Jones suggests "self-segregation," or that whites limit their social interactions – especially discussions of "important matters" – to other white people. This is different among blacks and Hispanics, albeit just slightly: 65% of black Americans report having only blacks friends, while just 46% of Hispanics have only Hispanic friends.

Black Americans on average claim eight white friends, two Latinos, zero Asians, three "mixed," one "other" and four unknowns. Ingraham adds elements like population count to the mix – i.e. there are more white people in America overall, therefore it follows that a person would have more white friends – in addition to "self-segregation," or "sorting," among blacks.

But both writers miss an important factor: Actual segregation.

Geographical divides between white and black Americans are a defining characteristic of most U.S. cities.
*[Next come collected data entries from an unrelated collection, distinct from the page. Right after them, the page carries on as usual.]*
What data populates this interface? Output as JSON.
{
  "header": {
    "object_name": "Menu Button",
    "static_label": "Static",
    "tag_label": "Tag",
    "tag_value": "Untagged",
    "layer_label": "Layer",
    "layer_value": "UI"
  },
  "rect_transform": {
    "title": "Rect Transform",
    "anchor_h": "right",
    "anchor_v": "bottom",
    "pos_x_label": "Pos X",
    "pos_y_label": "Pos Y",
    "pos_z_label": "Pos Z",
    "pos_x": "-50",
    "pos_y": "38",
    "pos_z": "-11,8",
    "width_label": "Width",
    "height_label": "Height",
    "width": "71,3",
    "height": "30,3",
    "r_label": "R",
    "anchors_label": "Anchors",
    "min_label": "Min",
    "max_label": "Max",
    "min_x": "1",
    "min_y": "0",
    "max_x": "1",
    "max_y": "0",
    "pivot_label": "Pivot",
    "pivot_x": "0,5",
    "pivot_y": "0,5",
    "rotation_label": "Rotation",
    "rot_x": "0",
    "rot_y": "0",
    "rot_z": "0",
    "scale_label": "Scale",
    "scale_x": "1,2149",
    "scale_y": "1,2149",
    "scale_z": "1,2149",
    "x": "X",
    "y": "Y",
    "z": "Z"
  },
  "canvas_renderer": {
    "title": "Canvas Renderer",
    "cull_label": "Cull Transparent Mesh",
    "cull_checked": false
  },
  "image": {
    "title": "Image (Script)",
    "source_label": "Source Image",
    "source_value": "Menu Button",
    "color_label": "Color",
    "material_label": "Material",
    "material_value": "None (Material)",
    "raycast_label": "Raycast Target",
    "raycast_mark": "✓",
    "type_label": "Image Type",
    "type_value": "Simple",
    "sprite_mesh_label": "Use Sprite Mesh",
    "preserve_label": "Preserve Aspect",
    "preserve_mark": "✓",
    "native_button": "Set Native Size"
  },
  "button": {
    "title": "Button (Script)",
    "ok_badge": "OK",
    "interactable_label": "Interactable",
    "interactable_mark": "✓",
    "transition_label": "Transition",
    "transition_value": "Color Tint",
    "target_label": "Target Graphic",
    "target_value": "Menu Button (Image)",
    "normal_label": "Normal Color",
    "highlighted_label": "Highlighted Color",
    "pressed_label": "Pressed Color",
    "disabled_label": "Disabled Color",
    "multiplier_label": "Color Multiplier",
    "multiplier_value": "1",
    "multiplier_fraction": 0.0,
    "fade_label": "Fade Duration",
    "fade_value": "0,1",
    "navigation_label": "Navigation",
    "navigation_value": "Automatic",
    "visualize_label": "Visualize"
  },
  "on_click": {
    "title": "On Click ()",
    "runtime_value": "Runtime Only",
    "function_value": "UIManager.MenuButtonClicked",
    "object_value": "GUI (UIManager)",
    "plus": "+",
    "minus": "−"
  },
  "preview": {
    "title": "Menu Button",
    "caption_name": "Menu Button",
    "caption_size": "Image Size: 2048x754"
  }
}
What's more, it's intentional: Decades of discriminatory housing policy and concentrated poverty imposed by the government have ensured large numbers of black people stay as isolated from mainstream society as possible.

Color-coded map of Chicago, Ill./Image Credit: Flickr via Business Insider (Key: red = white, blue = black, orange = Hispanic, green = Asian, yellow = other)

White flight exacerbates matters, while racist hiring practices ensure workplaces remain similarly divided. All things considered, it's no surprise that "it's so hard for whites to understand [police violence in] Ferguson," or other race related topics, to quote the Atlantic.

The takeaway: In a trailer for the upcoming film Dear White People, radio host Samantha White (Tessa Thompson) opines sarcastically, "The minimum requirement of black friends needed to not seem racist has just been raised to two."

She may be more right than she knows. The statistical accuracy of her statement is a primary reason for nationwide gaps in understanding around racial issues, especially among white people -- a sign that America still has a ways before reaching the "post-racial" status so many desire.